Dr. Adrian Brown told a campus audience the July 2020 mission is important because if the robotic “rover” NASA will send to Mars finds “microbial evidence” on the planet, it could mean it evolved at the same time as life on Earth.

Brown said previous unmanned missions to Mars aimed to find evidence of water, not life. The mechanical rover, which is about the size of a compact car, will search a crater—named Jezero—that scientists believe might have at one time included a lake.

“If Mars did have life at the time when this lake was present,” Brown said, pointing to a painting of what the crater might have looked like millions of years ago, “and [was] laying down sediment at the time that the [lake] was forming … [then] that is what we are looking for with our rover.”

Brown said he believes life exists on planets other than Earth.

“We’ve got over 300 million stars in our galaxy and then there are over 300 million galaxies in the universe,” he said. “If [life] also evolved on Mars, that would mean life should be very abundant in the universe because it evolved both here on Earth and on Mars in the same opportunity.”

Brown said Jezero was difficult to reach during previous missions because older versions of rovers could not land on the planet’s dangerous rocks.

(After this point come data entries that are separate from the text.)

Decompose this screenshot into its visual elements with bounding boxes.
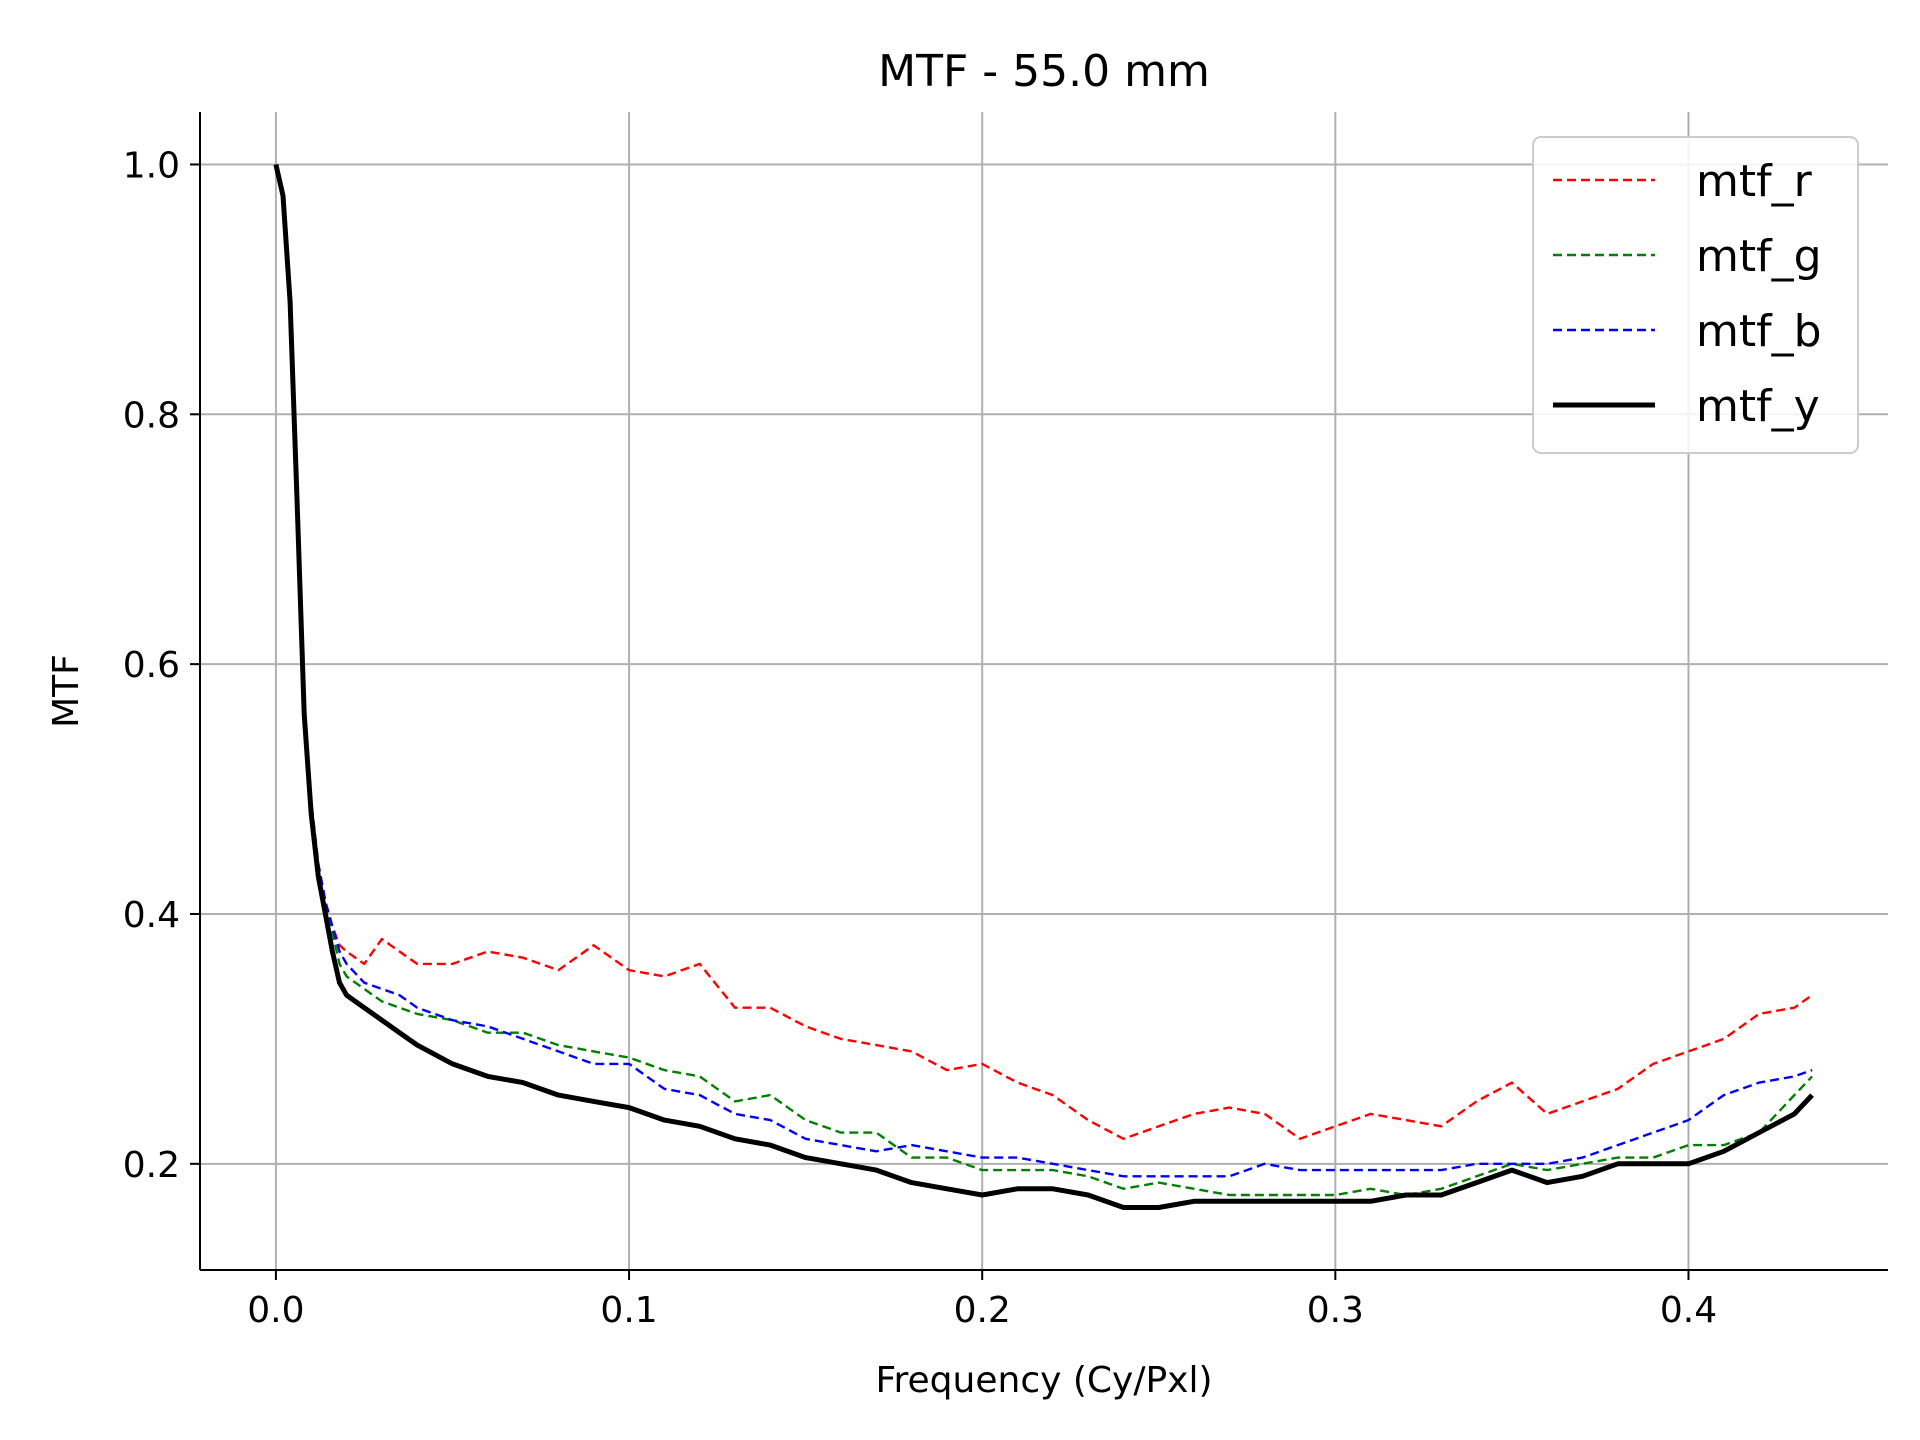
legend-box bbox=[1532, 136, 1859, 454]
y-tick-label: 0.2 bbox=[123, 1145, 180, 1186]
legend: mtf_r mtf_g mtf_b mtf_y bbox=[1532, 136, 1859, 454]
x-tick-label: 0.0 bbox=[247, 1290, 304, 1331]
legend-label-mtf_r: mtf_r bbox=[1696, 156, 1813, 207]
legend-label-mtf_g: mtf_g bbox=[1696, 231, 1822, 282]
series-line-mtf_y bbox=[273, 163, 1814, 1210]
x-tick-label: 0.1 bbox=[600, 1290, 657, 1331]
x-tick-label: 0.3 bbox=[1307, 1290, 1364, 1331]
legend-label-mtf_b: mtf_b bbox=[1696, 306, 1822, 357]
y-tick-label: 0.8 bbox=[123, 395, 180, 436]
x-axis-label: Frequency (Cy/Pxl) bbox=[875, 1360, 1212, 1401]
series-line-mtf_r bbox=[274, 164, 1813, 1141]
legend-label-mtf_y: mtf_y bbox=[1696, 381, 1820, 432]
series-lines bbox=[273, 163, 1814, 1210]
y-axis-label: MTF bbox=[46, 654, 87, 728]
y-tick-label: 0.4 bbox=[123, 895, 180, 936]
y-tick-label: 0.6 bbox=[123, 645, 180, 686]
series-line-mtf_g bbox=[274, 164, 1813, 1197]
x-tick-label: 0.2 bbox=[954, 1290, 1011, 1331]
series-line-mtf_b bbox=[274, 164, 1813, 1178]
chart-title: MTF - 55.0 mm bbox=[878, 46, 1210, 97]
axis-ticks: 0.0 0.1 0.2 0.3 0.4 0.2 0.4 0.6 0.8 1.0 bbox=[123, 145, 1717, 1331]
x-tick-label: 0.4 bbox=[1660, 1290, 1717, 1331]
y-tick-label: 1.0 bbox=[123, 145, 180, 186]
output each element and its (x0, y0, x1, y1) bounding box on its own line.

Those rovers, he said, had less-accurate landing equipment than today’s machinery.

The Mars 2020 landing vehicle, on the other hand, will have a computerized map and maneuverable rockets to help guide it to a more precise landing. Brown said this level of precision will make landing on Jezero—which also is rocky—possible without damage to the rover or sensitive instruments.

“That computer and that very accurate map of the surface enables us to push ourselves as close as possible to the [crater],” Brown said. That increases our probability of a successful landing. We think we have a 95 percent chance of success.”

The landing vehicle will be accompanied by an aerial, helicopter-style drone to help it traverse difficult terrain.

Dr. Deborah Levine, an AACC astronomy professor, said Brown’s presentation intrigued her.

“I was really interested to see the progress in the rover design and the drone-like craft,” Levine said. “I wasn’t aware of [them].”

Brown said the rover also will collect 20 rock samples and return them to Earth for analysis.

Simone Desouza, a second-year chemistry student, called the plan “really ambitious. … I’m not really sure how they’re going to do that.”

Erin Hamner, a first-year environmental science student, agreed, adding she learned “how much time and math and geology goes into a space trip because most people only look at one aspect of it.”